The Digital Revolution is the change from mechanical and analogue electronic technology to digital electronics which began anywhere from the late 1950s to the late 1970s with the adoption and proliferation of digital computers and digital record keeping that continues to the present day. Implicitly, the term also refers to the sweeping changes brought about by digital computing and communication technology during (and after) the latter half of the 20th century. Analogous to the Agricultural Revolution and Industrial Revolution, the Digital Revolution marked the beginning of the Information Age.

Central to this revolution is the mass production and widespread use of digital logic circuits, and its derived technologies, including the computer, digital cellular phone, and the Internet.

The notion of the digital revolution is part of the Schumpeterian theory of socio-economic evolution, which consists of an incessant process of creative destruction that modernizes the modus operandi of society as a whole, including its economic, social, cultural, and political organization.

The motor of this incessant force of creative destruction is technological change. While the key carrier technology of the first Industrial Revolution (1770–1850) was based on water-powered mechanization, the second Kondratiev wave (1850–1900) was enabled by steam-powered technology, the third (1900–1940) was characterized by the electrification of social and productive organization, the fourth by motorization and the automated mobilization of society (1940–1970), and the most recent one by the digitization of social systems. Each one of those so-called long waves has been characterized by a sustained period of social modernization, most notably by sustained periods of increasing economic productivity.
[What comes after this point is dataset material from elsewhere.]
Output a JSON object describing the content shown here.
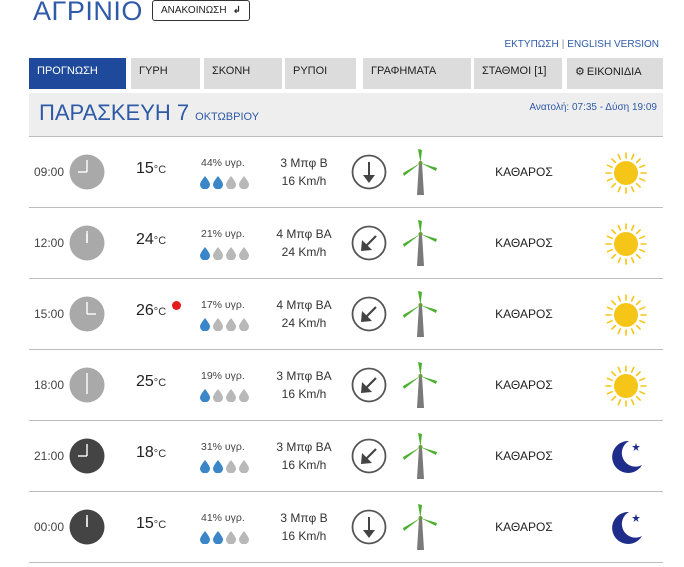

According to Carlota Perez: "this quantum jump in productivity can be seen as a technological revolution, which is made possible by the appearance in the general cost structure of a particular input that we could call the 'key factor', fulfilling the following conditions: (1) clearly perceived low-and descending-relative cost; (2) unlimited supply for all practical purposes; (3) potential all-pervasiveness; (4) a capacity to reduce the costs of capital, labour and products as well as to change them qualitatively". Digital Information and Communication Technologies fulfill those requirements and therefore represent a general purpose technology that can transform an entire economy, leading to a modern, and more developed form of socio-economic and political organization often referred to as the post-industrial society, the fifth Kondratiev, Information society, digital age, and network society, among others.